Highlighting wide differences over expectations, Araqchi was cited by Press TV on Tuesday as saying that any dismantling of Iranian nuclear installations would not be up for negotiation.
The talks could also stumble over the future of Iran's facilities in Arak, an unfinished heavy-water reactor that Western states worry could yield plutonium for bombs, and the Fordow uranium enrichment plant, built deep underground to ward off any threat of air strikes.
During a decade of on-and-off dialogue with world powers, Iran has rejected Western allegations that it has been seeking the means to build nuclear weapons. It says it is enriching uranium only for electricity generation and medical purposes.

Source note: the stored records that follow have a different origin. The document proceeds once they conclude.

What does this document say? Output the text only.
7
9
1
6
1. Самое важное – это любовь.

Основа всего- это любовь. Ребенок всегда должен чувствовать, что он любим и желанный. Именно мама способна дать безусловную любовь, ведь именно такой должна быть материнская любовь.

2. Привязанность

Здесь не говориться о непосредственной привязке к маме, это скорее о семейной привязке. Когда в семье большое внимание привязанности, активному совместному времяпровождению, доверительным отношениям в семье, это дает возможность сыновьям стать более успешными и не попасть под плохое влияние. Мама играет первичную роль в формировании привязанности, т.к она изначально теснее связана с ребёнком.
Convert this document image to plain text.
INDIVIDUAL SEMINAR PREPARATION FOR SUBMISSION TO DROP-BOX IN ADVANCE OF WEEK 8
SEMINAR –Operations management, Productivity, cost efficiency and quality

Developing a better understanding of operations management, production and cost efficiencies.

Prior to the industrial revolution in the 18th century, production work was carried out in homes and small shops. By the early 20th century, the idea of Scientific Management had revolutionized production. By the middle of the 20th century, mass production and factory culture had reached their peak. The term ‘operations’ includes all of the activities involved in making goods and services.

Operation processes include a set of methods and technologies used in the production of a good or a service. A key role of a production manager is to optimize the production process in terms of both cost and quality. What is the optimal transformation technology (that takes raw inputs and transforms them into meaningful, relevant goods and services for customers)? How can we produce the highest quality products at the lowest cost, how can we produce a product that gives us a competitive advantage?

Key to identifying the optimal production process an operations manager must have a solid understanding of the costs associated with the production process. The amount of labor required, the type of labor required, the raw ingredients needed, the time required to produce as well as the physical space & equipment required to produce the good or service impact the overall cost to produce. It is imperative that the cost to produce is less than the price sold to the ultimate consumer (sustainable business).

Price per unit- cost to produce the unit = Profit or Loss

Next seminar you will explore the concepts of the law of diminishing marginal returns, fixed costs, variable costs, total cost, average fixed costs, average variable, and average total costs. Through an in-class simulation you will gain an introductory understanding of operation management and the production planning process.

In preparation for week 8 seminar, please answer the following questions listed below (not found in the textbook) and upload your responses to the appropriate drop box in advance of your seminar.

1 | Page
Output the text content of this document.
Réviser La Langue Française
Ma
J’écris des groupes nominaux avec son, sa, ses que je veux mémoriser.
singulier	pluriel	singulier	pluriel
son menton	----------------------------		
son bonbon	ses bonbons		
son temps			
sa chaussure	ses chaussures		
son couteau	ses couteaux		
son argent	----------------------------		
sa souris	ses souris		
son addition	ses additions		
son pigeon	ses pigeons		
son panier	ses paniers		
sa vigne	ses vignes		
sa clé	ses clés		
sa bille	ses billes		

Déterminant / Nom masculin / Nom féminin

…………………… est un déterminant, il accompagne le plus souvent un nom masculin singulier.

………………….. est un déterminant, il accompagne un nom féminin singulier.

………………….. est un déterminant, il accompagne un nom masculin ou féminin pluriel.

As part of a final deal, Iran expects the United States, the European Union and the United Nations to lift painful economic sanctions on the oil-dependent economy. But Western governments will be wary of giving up their leverage too soon.
The six powers hope to get a deal done by late July, when an interim accord struck in November expires.
That agreement, made possible by the election of relative moderate President Hassan Rouhani on a platform of relieving Iran's international isolation by engaging constructively with its adversaries, obliged Tehran to suspend higher-level enrichment in return for some relief from economic sanctions.